Posted 18 July 2015 - 05:35 PM

Hi,

I will be having a 5th birthday party for my daughter in a couple of months.  We will invite a few of her friends as we always do but this time she has asked to invite a few friends from kindy.  I am going to arrange entertainment so numbers will have to be limited therefore I don't want to invite siblings of the kindy friends.  How do I do this without sounding mean and do I need to make it clear in the invitations?  Is it generally accepted that if your child is invited to a birthday party that you don't bring siblings along?  My daughter has only been in childcare (kindy) this year and has so far only been invited to one party.  I took her along and left her sister at home with dad.

#2 Milly Molly Mandy

Posted 18 July 2015 - 05:57 PM

You will find a lot of people don't have the option of leaving siblings with someone else.

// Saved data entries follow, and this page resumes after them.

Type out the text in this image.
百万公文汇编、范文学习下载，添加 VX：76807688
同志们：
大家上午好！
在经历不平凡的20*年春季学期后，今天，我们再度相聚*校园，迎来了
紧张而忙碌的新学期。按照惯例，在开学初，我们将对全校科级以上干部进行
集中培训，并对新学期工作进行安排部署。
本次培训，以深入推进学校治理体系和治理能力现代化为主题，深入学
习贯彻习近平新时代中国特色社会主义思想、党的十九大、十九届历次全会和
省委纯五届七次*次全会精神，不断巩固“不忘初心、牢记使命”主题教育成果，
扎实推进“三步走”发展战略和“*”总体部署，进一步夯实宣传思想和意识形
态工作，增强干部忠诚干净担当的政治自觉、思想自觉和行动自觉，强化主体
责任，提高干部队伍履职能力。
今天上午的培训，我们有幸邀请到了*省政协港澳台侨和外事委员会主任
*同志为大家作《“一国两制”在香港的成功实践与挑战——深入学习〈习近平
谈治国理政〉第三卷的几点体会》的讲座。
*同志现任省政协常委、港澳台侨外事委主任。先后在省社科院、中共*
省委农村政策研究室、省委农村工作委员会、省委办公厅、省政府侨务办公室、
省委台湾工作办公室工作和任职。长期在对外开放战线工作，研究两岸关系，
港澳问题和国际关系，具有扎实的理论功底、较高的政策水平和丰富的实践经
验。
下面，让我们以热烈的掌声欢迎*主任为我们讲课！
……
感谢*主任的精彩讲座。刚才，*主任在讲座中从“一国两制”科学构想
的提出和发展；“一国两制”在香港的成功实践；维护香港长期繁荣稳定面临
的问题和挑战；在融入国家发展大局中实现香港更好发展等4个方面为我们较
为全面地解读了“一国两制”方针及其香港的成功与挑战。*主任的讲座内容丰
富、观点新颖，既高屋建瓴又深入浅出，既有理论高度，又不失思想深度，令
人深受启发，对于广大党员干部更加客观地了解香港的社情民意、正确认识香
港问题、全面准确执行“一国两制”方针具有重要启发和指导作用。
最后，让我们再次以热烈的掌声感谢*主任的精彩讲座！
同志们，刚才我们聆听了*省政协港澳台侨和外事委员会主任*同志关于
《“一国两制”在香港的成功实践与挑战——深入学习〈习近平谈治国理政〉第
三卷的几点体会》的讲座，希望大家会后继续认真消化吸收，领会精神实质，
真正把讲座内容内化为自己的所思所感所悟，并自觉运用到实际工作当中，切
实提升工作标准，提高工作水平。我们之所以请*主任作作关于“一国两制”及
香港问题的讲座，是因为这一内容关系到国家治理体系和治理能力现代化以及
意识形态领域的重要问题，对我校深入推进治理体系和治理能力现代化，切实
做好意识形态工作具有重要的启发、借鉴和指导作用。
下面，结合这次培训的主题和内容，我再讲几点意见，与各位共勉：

If you don't want siblings you need to make it very clear that is what you want. At 5 there will be a few kids who have never been left alone at a party and the parents may feel uncomfortable doing this. There will be others where the parents are more than happy to drop and run.

Don't presume anyone is thinking by the same logic as you.

Edited by Milly Molly Mandy, 18 July 2015 - 05:58 PM.


#3 Veritas Vinum Arte

Posted 18 July 2015 - 06:05 PM

Often having a husband away or working it was either take siblings, not go or dump and run (which with my first/second I was not comfortable with but happy to do by the third).

So really how well it works depends on family dynamics/circumstances.



#4 MrsLexiK

Posted 18 July 2015 - 06:06 PM

I as a parent and remembering as a child if one name is on the invite that child is invited. I understand not every parent adhears to that rule. Maybe put something on the invite we will be doing x if you need to bring a sibling and want them to participate it is $x amount per sibling.

#5 Coffeegirl

Posted 18 July 2015 - 06:11 PM

It's a hard one. Especially if you are paying per head for the entertainment.  Is it the space or the cost that will deter you allowing siblings?

If space is the issue, you could just write 'Due to space limitations, we ask that you drop off your child at 3pm and pick up again at 5pm'. If a parent has an issue with this, then I am sure they will call directly to discuss


If it's the cost,  I've seen a few invites written along these lines, but in a nicer way, especially when they get older and start having laser tag/trampoline etc parties

'Please RSVP by X date as I need to confirm numbers for the entertainer.    Siblings are welcome to stay, however the entertainment will charge them separately,"



#6 BornToLove

Posted 18 July 2015 - 06:26 PM

I'm not keen on including the siblings of guests at parties. Even without entertainment, the costs of food, drinks and lolly bags adds up. At DDs last birthday she had 4 siblings of her guests. That's a lot in extra costs on food and lolly bags.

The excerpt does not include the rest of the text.